Reflexiono sobre si lo que estoy sintiendo tiene que ver con que lo que tengo delante también tiene ojos y boca, pero ¿cuántos espetos, chopitos y calamares me he comido sin alterarme? No se trata de la forma, ¿o sí? Puede uno caer en la tentación de pensar que tiene que ver con la sangre caliente o con compartir el haber sido amamantado. Pero qué habría pasado si me hubieran puesto una cabeza de pollo o de gato.

Sin duda tiene que ver con la sorpresa y lo desconocido. La cabeza de cochinillo es lo suficientemente rara sin llegar a ser extravagante. Se me pasan por la cabeza los artículos que he leído sobre las similitudes entre los cerdos y los seres humanos. Además de las compatibilidades anatómicas que permiten incluso trasplantes, nos une un rasgo a priori muy humano: la capacidad de colonizar territorios y destruirlos

Observo cómo los comensales de la mesa que hay a mi espalda han pedido al camarero que les ayude con la tarea.
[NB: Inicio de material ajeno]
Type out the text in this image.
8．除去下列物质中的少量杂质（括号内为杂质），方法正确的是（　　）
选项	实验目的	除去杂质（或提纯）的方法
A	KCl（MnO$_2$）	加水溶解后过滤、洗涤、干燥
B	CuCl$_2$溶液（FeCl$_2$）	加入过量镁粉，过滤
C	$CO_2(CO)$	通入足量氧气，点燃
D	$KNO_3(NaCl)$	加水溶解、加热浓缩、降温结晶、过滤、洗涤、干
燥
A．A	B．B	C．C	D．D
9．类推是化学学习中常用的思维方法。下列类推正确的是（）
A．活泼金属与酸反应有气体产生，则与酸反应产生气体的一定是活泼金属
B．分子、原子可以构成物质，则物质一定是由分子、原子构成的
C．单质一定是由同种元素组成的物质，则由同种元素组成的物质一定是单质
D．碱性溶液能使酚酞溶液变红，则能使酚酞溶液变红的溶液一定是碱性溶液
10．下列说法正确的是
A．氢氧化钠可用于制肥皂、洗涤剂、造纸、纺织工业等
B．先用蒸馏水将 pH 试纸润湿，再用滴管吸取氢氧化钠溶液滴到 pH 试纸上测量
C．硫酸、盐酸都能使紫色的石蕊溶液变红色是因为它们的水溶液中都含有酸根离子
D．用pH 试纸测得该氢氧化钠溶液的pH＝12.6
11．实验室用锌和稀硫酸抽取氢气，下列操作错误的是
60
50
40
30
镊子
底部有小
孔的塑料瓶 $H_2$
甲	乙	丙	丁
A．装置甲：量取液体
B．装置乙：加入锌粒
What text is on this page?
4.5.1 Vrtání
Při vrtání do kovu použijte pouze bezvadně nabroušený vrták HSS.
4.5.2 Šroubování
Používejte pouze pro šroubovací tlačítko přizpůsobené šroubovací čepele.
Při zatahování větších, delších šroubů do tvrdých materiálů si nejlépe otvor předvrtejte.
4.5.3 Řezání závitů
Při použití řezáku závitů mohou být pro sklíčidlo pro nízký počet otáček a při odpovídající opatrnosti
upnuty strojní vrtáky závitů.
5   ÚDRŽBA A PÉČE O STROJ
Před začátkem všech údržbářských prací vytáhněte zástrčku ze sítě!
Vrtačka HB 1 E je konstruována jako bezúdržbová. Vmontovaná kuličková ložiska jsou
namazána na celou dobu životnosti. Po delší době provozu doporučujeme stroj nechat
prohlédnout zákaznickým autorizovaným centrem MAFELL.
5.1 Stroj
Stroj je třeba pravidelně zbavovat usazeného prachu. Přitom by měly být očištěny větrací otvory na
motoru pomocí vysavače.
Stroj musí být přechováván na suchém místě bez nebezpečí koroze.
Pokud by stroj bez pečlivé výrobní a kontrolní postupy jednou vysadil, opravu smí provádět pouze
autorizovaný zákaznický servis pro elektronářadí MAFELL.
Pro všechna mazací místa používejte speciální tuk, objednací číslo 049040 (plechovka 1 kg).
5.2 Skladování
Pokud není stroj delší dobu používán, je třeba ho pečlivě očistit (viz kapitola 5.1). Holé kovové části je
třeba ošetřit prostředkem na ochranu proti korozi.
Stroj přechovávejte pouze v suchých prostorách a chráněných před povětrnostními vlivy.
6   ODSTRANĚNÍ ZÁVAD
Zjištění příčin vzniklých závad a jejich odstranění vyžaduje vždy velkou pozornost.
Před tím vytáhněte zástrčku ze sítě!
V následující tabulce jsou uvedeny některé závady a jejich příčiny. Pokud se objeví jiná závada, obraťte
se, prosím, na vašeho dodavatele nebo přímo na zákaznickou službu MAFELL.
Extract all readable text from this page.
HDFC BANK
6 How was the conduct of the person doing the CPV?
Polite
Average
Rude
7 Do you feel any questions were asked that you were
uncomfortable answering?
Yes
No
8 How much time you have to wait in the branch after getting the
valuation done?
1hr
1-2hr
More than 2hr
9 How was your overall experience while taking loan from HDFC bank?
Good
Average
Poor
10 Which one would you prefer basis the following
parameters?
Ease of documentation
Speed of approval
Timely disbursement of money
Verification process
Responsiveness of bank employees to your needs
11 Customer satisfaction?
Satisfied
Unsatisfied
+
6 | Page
No han querido (o no han podido) mancharse las manos. Prefieren la inconsciencia. El chico va sacando la carne y colocándola en un montoncito para que el grupo la pueda degustar a bocados de tenedor. No lo vivirán igual y este plato será solo una anécdota que contar y almacenar. Escribía Raquel Castillo en estas mismas páginas —con razón— sobre la banalización del concepto “experiencia gastronómica”, un término que se está degastando por su abuso. Yo me atrevería a decir que la cabeza de cochinillo de Javi Estévez, sin pretender serlo, se convierte en una de ellas. No hay que perdérsela.